• Swift Community Gathering Feedback: The Language Steering Group is seeking feedback on a prospective vision for optional strict memory safety in Swift through a pull request. Vision documents describe the overall direction, and actual changes will come in separate proposals. More info about vision documents in the evolution process is available.
• Prospective Vision - Optional Strict Memory Safety for Swift: Swift is default memory-safe with major features and standard library APIs being so. This document proposes an optional "strict" subset of Swift that prohibits unsafe features, intended for code bases where memory safety is crucial like security-critical libraries.

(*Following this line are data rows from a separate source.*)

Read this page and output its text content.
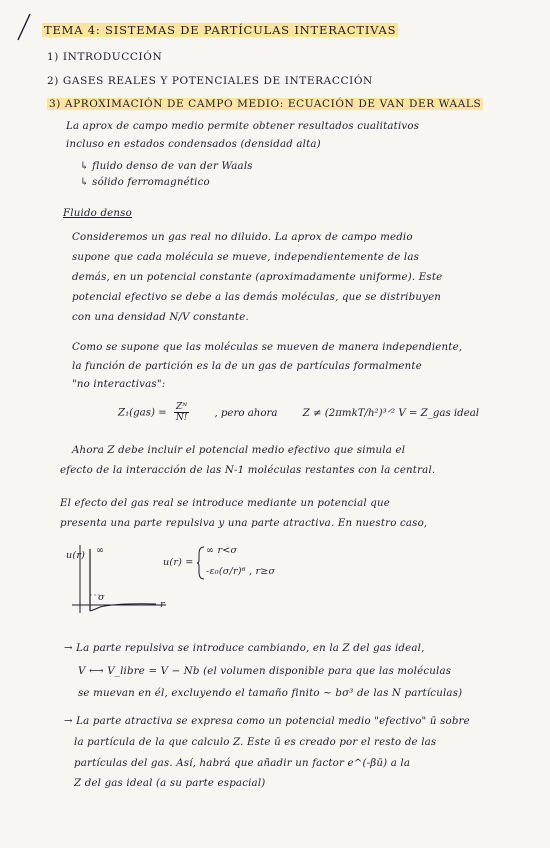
TEMA 4: SISTEMAS DE PARTÍCULAS INTERACTIVAS
1) INTRODUCCIÓN
2) GASES REALES Y POTENCIALES DE INTERACCIÓN
3) APROXIMACIÓN DE CAMPO MEDIO: ECUACIÓN DE VAN DER WAALS
La aprox de campo medio permite obtener resultados cualitativos
incluso en estados condensados (densidad alta)
↳ fluido denso de van der Waals
↳ sólido ferromagnético
Fluido denso
Consideremos un gas real no diluido. La aprox de campo medio
supone que cada molécula se mueve, independientemente de las
demás, en un potencial constante (aproximadamente uniforme). Este
potencial efectivo se debe a las demás moléculas, que se distribuyen
con una densidad N/V constante.
Como se supone que las moléculas se mueven de manera independiente,
la función de partición es la de un gas de partículas formalmente
"no interactivas":
$Z_1(gas) = \frac{\text{Zᴺ}}{N!}$ , pero ahora Z ≠ (2πmkT/h²)³ᐟ² V = Z_gas ideal
Ahora Z debe incluir el potencial medio efectivo que simula el
efecto de la interacción de las N-1 moléculas restantes con la central.
El efecto del gas real se introduce mediante un potencial que
presenta una parte repulsiva y una parte atractiva. En nuestro caso,
u(r) ∞
σ
r
u(r) =
∞ r<σ
-ε₀(σ/r)⁶ , r≥σ
→ La parte repulsiva se introduce cambiando, en la Z del gas ideal,
V ⟷ V_libre = V − Nb (el volumen disponible para que las moléculas
se muevan en él, excluyendo el tamaño finito ~ bσ³ de las N partículas)
→ La parte atractiva se expresa como un potencial medio "efectivo" ū sobre
la partícula de la que calculo Z. Este ū es creado por el resto de las
partículas del gas. Así, habrá que añadir un factor e^(-βū) a la
Z del gas ideal (a su parte espacial)
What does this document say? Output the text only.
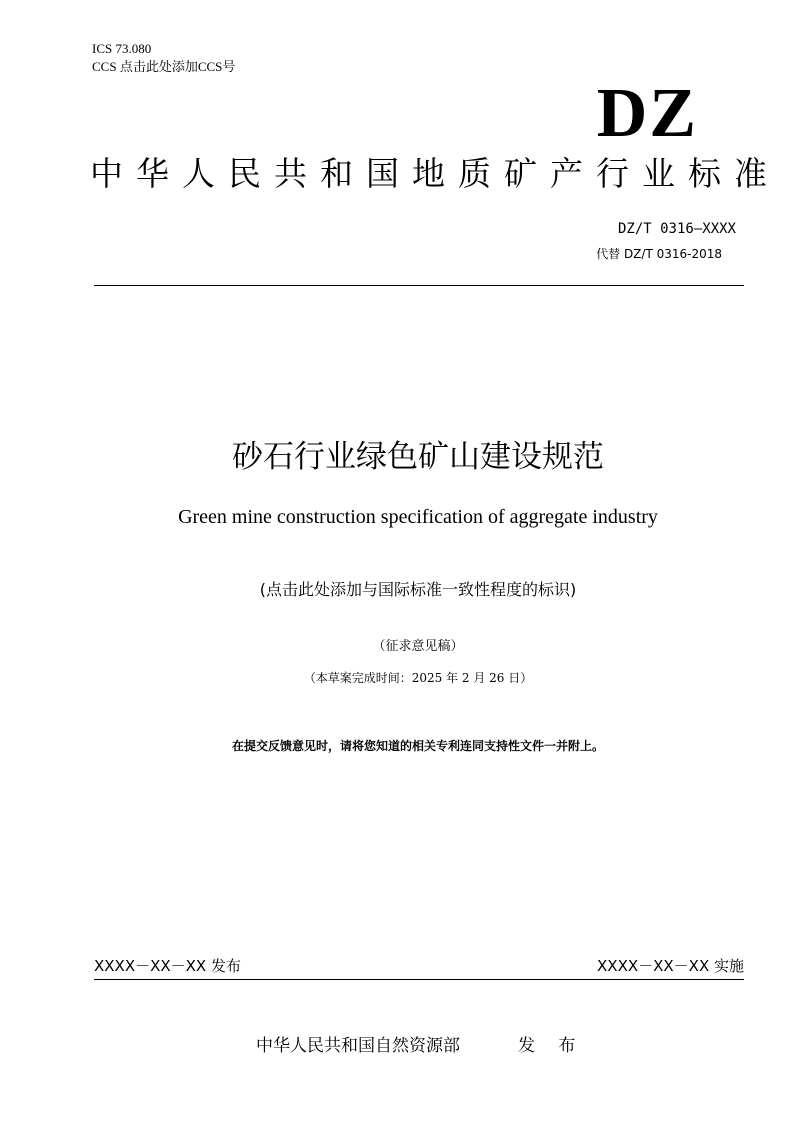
ICS 73.080
CCS 点击此处添加CCS号
DZ
中华人民共和国地质矿产行业标准
DZ/T 0316—XXXX
代替 DZ/T 0316-2018
砂石行业绿色矿山建设规范
Green mine construction specification of aggregate industry
(点击此处添加与国际标准一致性程度的标识)
（征求意见稿）
（本草案完成时间：2025 年 2 月 26 日）
在提交反馈意见时，请将您知道的相关专利连同支持性文件一并附上。
XXXX－XX－XX 发布	XXXX－XX－XX 实施
中华人民共和国自然资源部	发 布
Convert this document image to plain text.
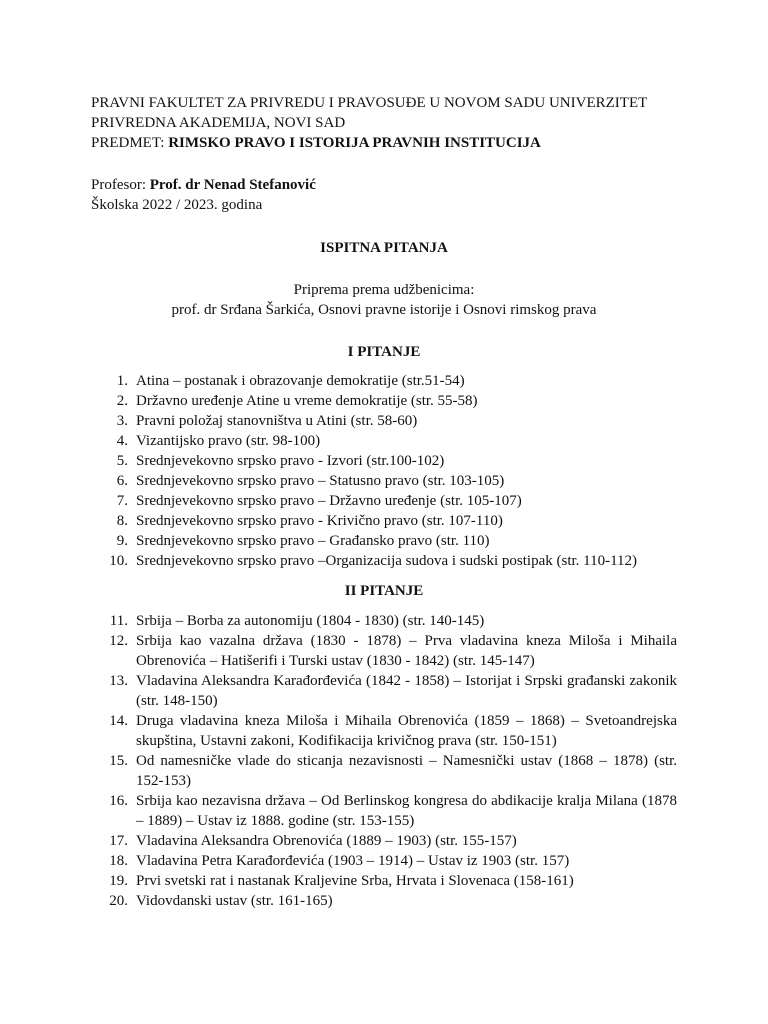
PRAVNI FAKULTET ZA PRIVREDU I PRAVOSUĐE U NOVOM SADU UNIVERZITET
PRIVREDNA AKADEMIJA, NOVI SAD
PREDMET: RIMSKO PRAVO I ISTORIJA PRAVNIH INSTITUCIJA
Profesor: Prof. dr Nenad Stefanović
Školska 2022 / 2023. godina
ISPITNA PITANJA
Priprema prema udžbenicima:
prof. dr Srđana Šarkića, Osnovi pravne istorije i Osnovi rimskog prava
I PITANJE
1. Atina – postanak i obrazovanje demokratije (str.51-54)
2. Državno uređenje Atine u vreme demokratije (str. 55-58)
3. Pravni položaj stanovništva u Atini (str. 58-60)
4. Vizantijsko pravo (str. 98-100)
5. Srednjevekovno srpsko pravo - Izvori (str.100-102)
6. Srednjevekovno srpsko pravo – Statusno pravo (str. 103-105)
7. Srednjevekovno srpsko pravo – Državno uređenje (str. 105-107)
8. Srednjevekovno srpsko pravo - Krivično pravo (str. 107-110)
9. Srednjevekovno srpsko pravo – Građansko pravo (str. 110)
10. Srednjevekovno srpsko pravo –Organizacija sudova i sudski postipak (str. 110-112)
II PITANJE
11. Srbija – Borba za autonomiju (1804 - 1830) (str. 140-145)
12. Srbija kao vazalna država (1830 - 1878) – Prva vladavina kneza Miloša i Mihaila Obrenovića – Hatišerifi i Turski ustav (1830 - 1842) (str. 145-147)
13. Vladavina Aleksandra Karađorđevića (1842 - 1858) – Istorijat i Srpski građanski zakonik (str. 148-150)
14. Druga vladavina kneza Miloša i Mihaila Obrenovića (1859 – 1868) – Svetoandrejska skupština, Ustavni zakoni, Kodifikacija krivičnog prava (str. 150-151)
15. Od namesničke vlade do sticanja nezavisnosti – Namesnički ustav (1868 – 1878) (str. 152-153)
16. Srbija kao nezavisna država – Od Berlinskog kongresa do abdikacije kralja Milana (1878 – 1889) – Ustav iz 1888. godine (str. 153-155)
17. Vladavina Aleksandra Obrenovića (1889 – 1903) (str. 155-157)
18. Vladavina Petra Karađorđevića (1903 – 1914) – Ustav iz 1903 (str. 157)
19. Prvi svetski rat i nastanak Kraljevine Srba, Hrvata i Slovenaca (158-161)
20. Vidovdanski ustav (str. 161-165)
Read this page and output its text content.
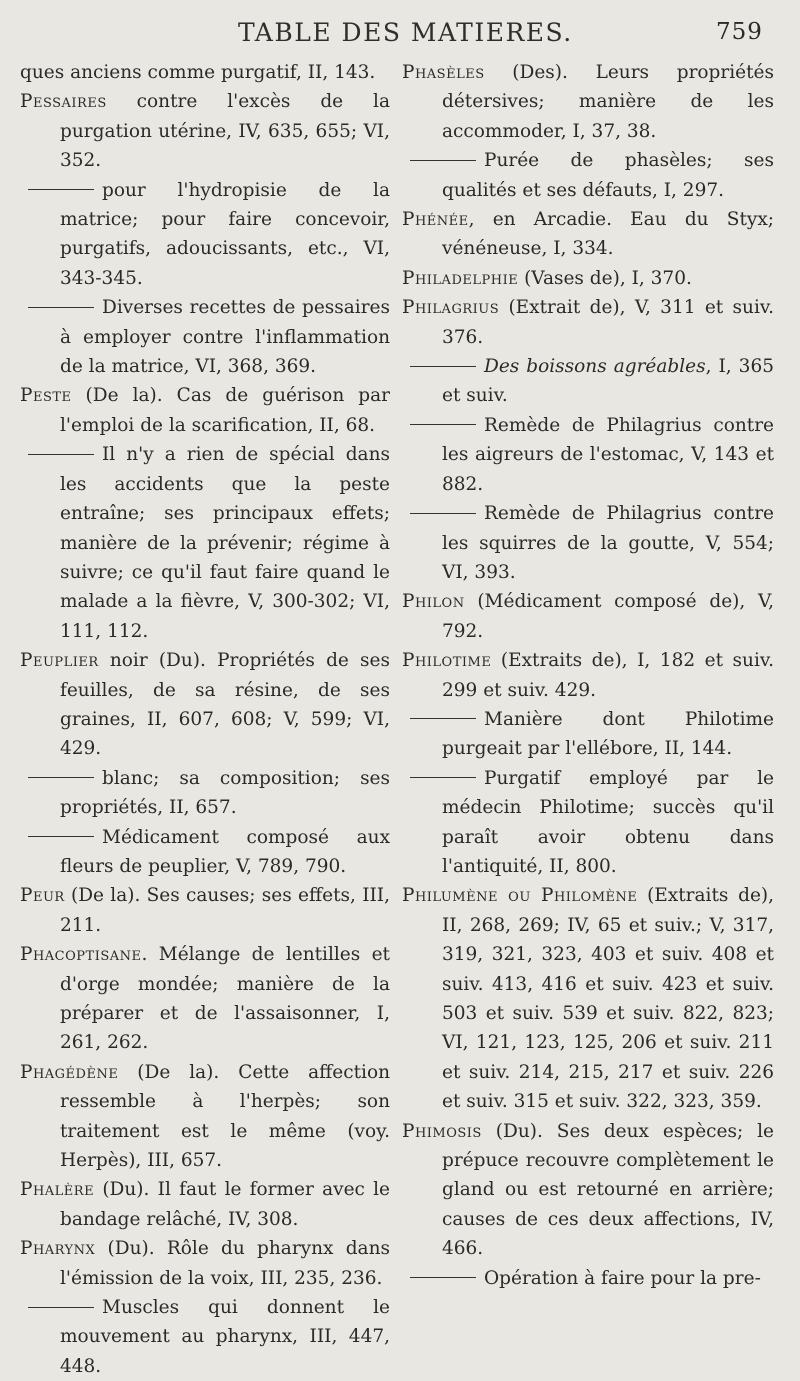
TABLE DES MATIERES.	759

ques anciens comme purgatif, II, 143.

Pessaires contre l'excès de la purgation utérine, IV, 635, 655; VI, 352.

pour l'hydropisie de la matrice; pour faire concevoir, purgatifs, adoucissants, etc., VI, 343-345.

Diverses recettes de pessaires à employer contre l'inflammation de la matrice, VI, 368, 369.

Peste (De la). Cas de guérison par l'emploi de la scarification, II, 68.

Il n'y a rien de spécial dans les accidents que la peste entraîne; ses principaux effets; manière de la prévenir; régime à suivre; ce qu'il faut faire quand le malade a la fièvre, V, 300-302; VI, 111, 112.

Peuplier noir (Du). Propriétés de ses feuilles, de sa résine, de ses graines, II, 607, 608; V, 599; VI, 429.

blanc; sa composition; ses propriétés, II, 657.

Médicament composé aux fleurs de peuplier, V, 789, 790.

Peur (De la). Ses causes; ses effets, III, 211.

Phacoptisane. Mélange de lentilles et d'orge mondée; manière de la préparer et de l'assaisonner, I, 261, 262.

Phagédène (De la). Cette affection ressemble à l'herpès; son traitement est le même (voy. Herpès), III, 657.

Phalère (Du). Il faut le former avec le bandage relâché, IV, 308.

Pharynx (Du). Rôle du pharynx dans l'émission de la voix, III, 235, 236.

Muscles qui donnent le mouvement au pharynx, III, 447, 448.

Phasèles (Des). Leurs propriétés détersives; manière de les accommoder, I, 37, 38.

Purée de phasèles; ses qualités et ses défauts, I, 297.

Phénée, en Arcadie. Eau du Styx; vénéneuse, I, 334.

Philadelphie (Vases de), I, 370.

Philagrius (Extrait de), V, 311 et suiv. 376.

Des boissons agréables, I, 365 et suiv.

Remède de Philagrius contre les aigreurs de l'estomac, V, 143 et 882.

Remède de Philagrius contre les squirres de la goutte, V, 554; VI, 393.

Philon (Médicament composé de), V, 792.

Philotime (Extraits de), I, 182 et suiv. 299 et suiv. 429.

Manière dont Philotime purgeait par l'ellébore, II, 144.

Purgatif employé par le médecin Philotime; succès qu'il paraît avoir obtenu dans l'antiquité, II, 800.

Philumène ou Philomène (Extraits de), II, 268, 269; IV, 65 et suiv.; V, 317, 319, 321, 323, 403 et suiv. 408 et suiv. 413, 416 et suiv. 423 et suiv. 503 et suiv. 539 et suiv. 822, 823; VI, 121, 123, 125, 206 et suiv. 211 et suiv. 214, 215, 217 et suiv. 226 et suiv. 315 et suiv. 322, 323, 359.

Phimosis (Du). Ses deux espèces; le prépuce recouvre complètement le gland ou est retourné en arrière; causes de ces deux affections, IV, 466.

Opération à faire pour la pre-
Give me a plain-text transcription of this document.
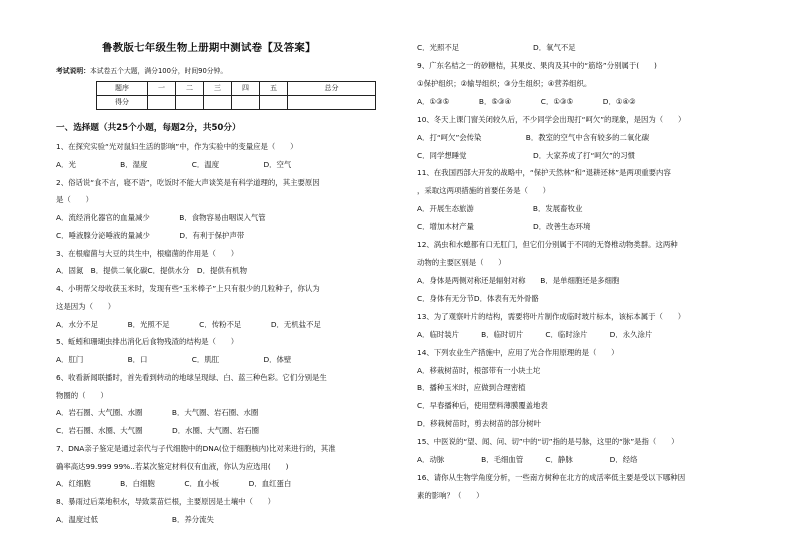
鲁教版七年级生物上册期中测试卷【及答案】
考试说明：本试卷五个大题，满分100分，时间90分钟。
题序	一	二	三	四	五	总分
得分						
一、选择题（共25个小题，每题2分，共50分）
1、在探究实验“光对鼠妇生活的影响”中，作为实验中的变量应是（　　）
A．光　　　　　　B．湿度　　　　　　C．温度　　　　　　D．空气
2、俗话说“食不言，寝不语”，吃饭时不能大声谈笑是有科学道理的，其主要原因
是（　　）
A．流经消化器官的血量减少　　　　B．食物容易由咽误入气管
C．唾液腺分泌唾液的量减少　　　　D．有利于保护声带
3、在根瘤菌与大豆的共生中，根瘤菌的作用是（　　）
A．固氮　B．提供二氧化碳C．提供水分　D．提供有机物
4、小明帮父母收获玉米时，发现有些“玉米棒子”上只有很少的几粒种子，你认为
这是因为（　　）
A．水分不足　　　　B．光照不足　　　　C．传粉不足　　　　D．无机盐不足
5、蚯蚓和珊瑚虫排出消化后食物残渣的结构是（　　）
A．肛门　　　　　　B．口　　　　　　C．肌肛　　　　　　D．体壁
6、收看新闻联播时，首先看到转动的地球呈现绿、白、蓝三种色彩。它们分别是生
物圈的（　　）
A．岩石圈、大气圈、水圈　　　　B．大气圈、岩石圈、水圈
C．岩石圈、水圈、大气圈　　　　D．水圈、大气圈、岩石圈
7、DNA亲子鉴定是通过亲代与子代细胞中的DNA(位于细胞核内)比对来进行的，其准
确率高达99.999 99%..若某次鉴定材料仅有血液，你认为应选用(　　)
A．红细胞　　　　B．白细胞　　　　C．血小板　　　　D．血红蛋白
8、暴雨过后菜地积水，导致菜苗烂根，主要原因是土壤中（　　）
A．温度过低　　　　　　　　　　B．养分流失
C．光照不足　　　　　　　　　　D．氧气不足
9、广东名桔之一的砂糖桔，其果皮、果肉及其中的“筋络”分别属于(　　)
①保护组织；②输导组织；③分生组织；④营养组织。
A．①③⑤　　　　B．⑤③④　　　　C．①③⑤　　　　D．①④②
10、冬天上课门窗关闭较久后，不少同学会出现打“呵欠”的现象，是因为（　　）
A．打“呵欠”会传染　　　　　　B．教室的空气中含有较多的二氧化碳
C．同学想睡觉　　　　　　　　　D．大家养成了打“呵欠”的习惯
11、在我国西部大开发的战略中，“保护天然林”和“退耕还林”是两项重要内容
，采取这两项措施的首要任务是（　　）
A．开展生态旅游　　　　　　　　B．发展畜牧业
C．增加木材产量　　　　　　　　D．改善生态环境
12、涡虫和水螅都有口无肛门，但它们分别属于不同的无脊椎动物类群。这两种
动物的主要区别是（　　）
A．身体是两侧对称还是辐射对称　　B．是单细胞还是多细胞
C．身体有无分节D．体表有无外骨骼
13、为了观察叶片的结构，需要将叶片制作成临时玻片标本，该标本属于（　　）
A．临时装片　　　B．临时切片　　　C．临时涂片　　　D．永久涂片
14、下列农业生产措施中，应用了光合作用原理的是（　　）
A．移栽树苗时，根部带有一小块土坨
B．播种玉米时，应做到合理密植
C．早春播种后，使用塑料薄膜覆盖地表
D．移栽树苗时，剪去树苗的部分树叶
15、中医说的“望、闻、问、切”中的“切”指的是号脉，这里的“脉”是指（　　）
A．动脉　　　　　B．毛细血管　　　C．静脉　　　　　D．经络
16、请你从生物学角度分析，一些南方树种在北方的成活率低主要是受以下哪种因
素的影响？（　　）
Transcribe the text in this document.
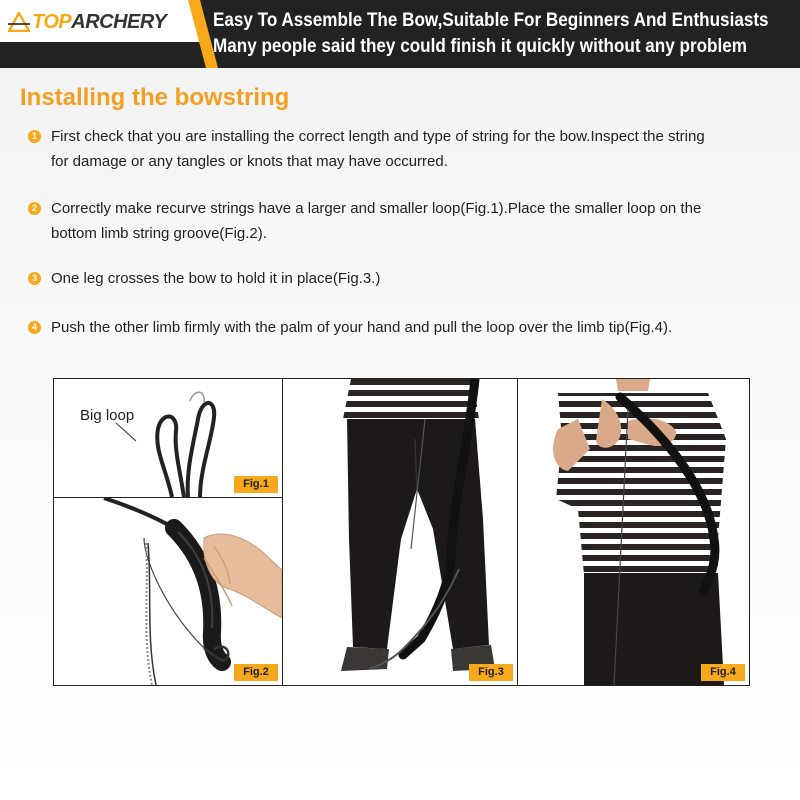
TOP ARCHERY Easy To Assemble The Bow,Suitable For Beginners And Enthusiasts
Many people said they could finish it quickly without any problem
Installing the bowstring
1 First check that you are installing the correct length and type of string for the bow.Inspect the string
for damage or any tangles or knots that may have occurred.
2 Correctly make recurve strings have a larger and smaller loop(Fig.1).Place the smaller loop on the
bottom limb string groove(Fig.2).
3 One leg crosses the bow to hold it in place(Fig.3.)
4 Push the other limb firmly with the palm of your hand and pull the loop over the limb tip(Fig.4).
Big loop
Fig.1
Fig.2	Fig.3	Fig.4
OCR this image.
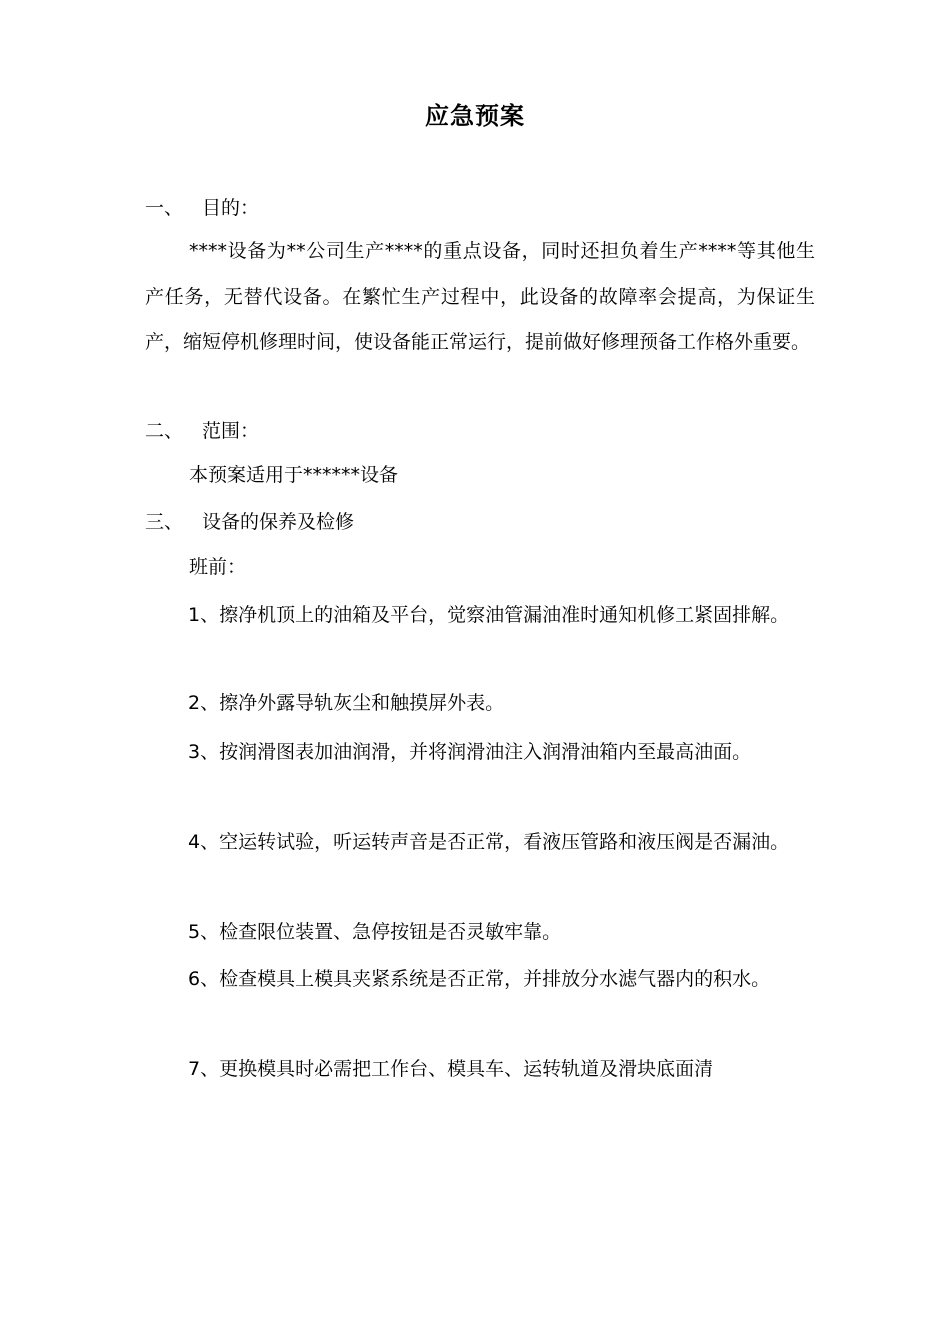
应急预案
一、 目的：

****设备为**公司生产****的重点设备，同时还担负着生产****等其他生产任务，无替代设备。在繁忙生产过程中，此设备的故障率会提高，为保证生产，缩短停机修理时间，使设备能正常运行，提前做好修理预备工作格外重要。

二、 范围：

本预案适用于******设备

三、 设备的保养及检修
班前：
1、擦净机顶上的油箱及平台，觉察油管漏油准时通知机修工紧固排解。
2、擦净外露导轨灰尘和触摸屏外表。
3、按润滑图表加油润滑，并将润滑油注入润滑油箱内至最高油面。
4、空运转试验，听运转声音是否正常，看液压管路和液压阀是否漏油。
5、检查限位装置、急停按钮是否灵敏牢靠。
6、检查模具上模具夹紧系统是否正常，并排放分水滤气器内的积水。
7、更换模具时必需把工作台、模具车、运转轨道及滑块底面清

• Introduction: Memory safety is a popular topic. Swift provides memory safety in four dimensions (lifetime, bounds, type, initialization) since its inception and strict concurrency checking extends it to thread safety. Providing memory safety doesn't mean no runtime failures; it just means errors can't escalate into safety property violations.
• Unsafe Code: Swift has opt-outs for writing memory-unsafe code like certain language features and library constructs. The "unsafe" convention works in practice but isn't sufficient to identify all unsafe code. Some tasks require lower-level memory access via unsafe pointer types.
• Strictly-safe Subset of Swift: For code bases where memory safety is more important than programmer convenience, a compiler option can be used to flag any use of unsafe code. The compiler would flag specific unsafe language features and mark certain library constructs as unsafe. An @unsafe attribute would also be added.
• Accessing Contiguous Memory: Low-level access to contiguous memory is one area where safe counterparts don't exist. Non-escapable types allow the creation of memory-safe counterparts to unsafe buffer types like Span, improving memory safety when accessing array elements. Lifetime dependencies enhance the expressiveness of non-escaping types.
• Expressing Memory-safe Interfaces for the C Family of Languages: The C family of languages lacks memory safety. Swift uses annotations in C headers to improve the projection of C APIs into Swift. Additional annotations can provide safer interoperability with C APIs, like using Clang bounds-safety attributes to create more convenient APIs. C++ offers further opportunities for improved safety by modeling lifetimes.